En 2012 à Qilang, sur les hauteurs de Yongquan, Qin Feng décidait de rentrer au berceau familial. Née en 1990 dans ce village, elle y avait passé son enfance dans des conditions spartiates. Faute de pouvoir manier la charrue, son père manchot gagnait sa vie en élevant son troupeau de chèvres.
Ce qui n’avait empêché la petite, à l’école, de manifester un goût pour les études, surtout pour la musique. La maitresse l’avait prise sous son aile, la mettant au piano et au solfège. A 16 ans, elle entrait à l’Université des Arts et des Sciences de Chongqing.
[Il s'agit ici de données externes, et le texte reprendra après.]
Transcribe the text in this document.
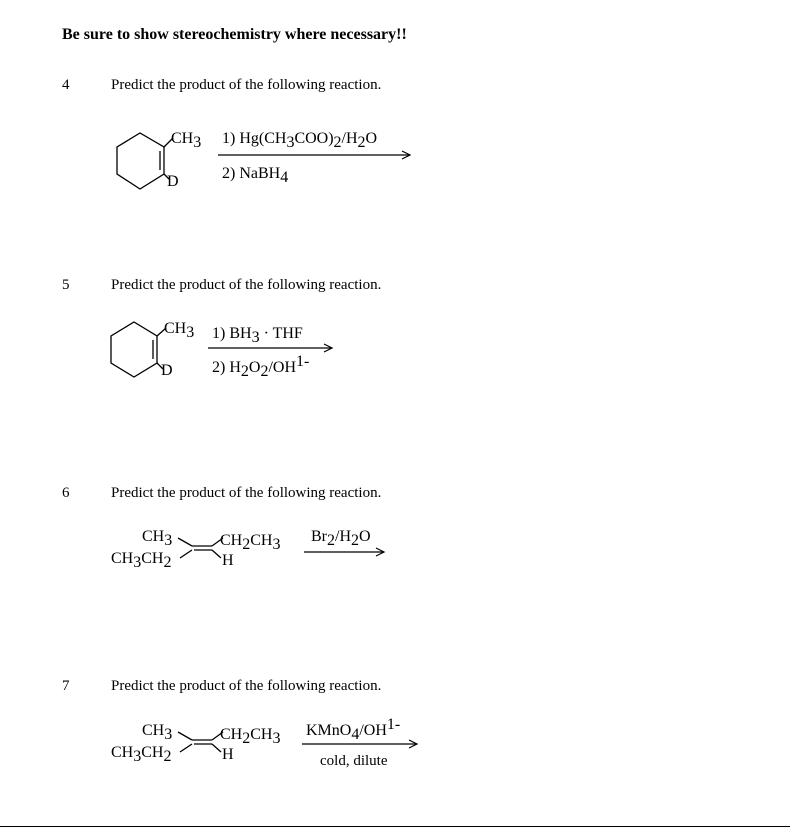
Be sure to show stereochemistry where necessary!!
4	Predict the product of the following reaction.
5	Predict the product of the following reaction.
6	Predict the product of the following reaction.
7	Predict the product of the following reaction.
CH3
D
1) Hg(CH3COO)2/H2O
2) NaBH4
CH3
D
1) BH3 · THF
2) H2O2/OH1-
CH3
CH3CH2
CH2CH3
H
Br2/H2O
CH3
CH3CH2
CH2CH3
H
KMnO4/OH1-
cold, dilute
Cette année-là (2006), sa mère, se mourant d’un mal trop longtemps négligé, faisait jurer à son mari de tout sacrifier pour la carrière de Qin Feng. Ainsi, se saignant aux 4 veines, le père régla les 6000¥ d’écolage par an, durant les 4 années du cursus.
Diplômée professeur en 2010, plutôt que de briguer une place en collège, Qin Feng décida de se mettre à son compte et d’enseigner le piano à une bourgeoisie anxieuse d’offrir à ses rejetons un vernis musical, preuve ultime d’appartenance au gratin social. 

Pour séduire cette clientèle, Qin dut faire des frais : 1000¥ par mois, un petit pactole pour la région, pour le loyer d’une petite salle de classe qui présentait bien.
Au bout de 3 mois toutefois, elle pouvait se rassurer : 12 élèves occupaient tout son temps, l’assurant d’un revenu décent, de quelques loisirs même, le soir ou le week-end. 

Deux ans passèrent, jusqu’au jour où en visite à Qilang, Qin Feng découvrit aux traits émaciés de son père, ce qu’il cachait depuis longtemps : le départ de sa fille, le trépas de sa femme l’avaient traumatisé, « seul face à ses peines et ses misères » (líng dīng gū kǔ, 伶仃孤苦), il s’était mis à boire. Chaque soir, il allait à l’épicerie, dont il rapportait en guise de dîner deux (parfois trois) flasques d’« erguotou », tord-boyaux national. 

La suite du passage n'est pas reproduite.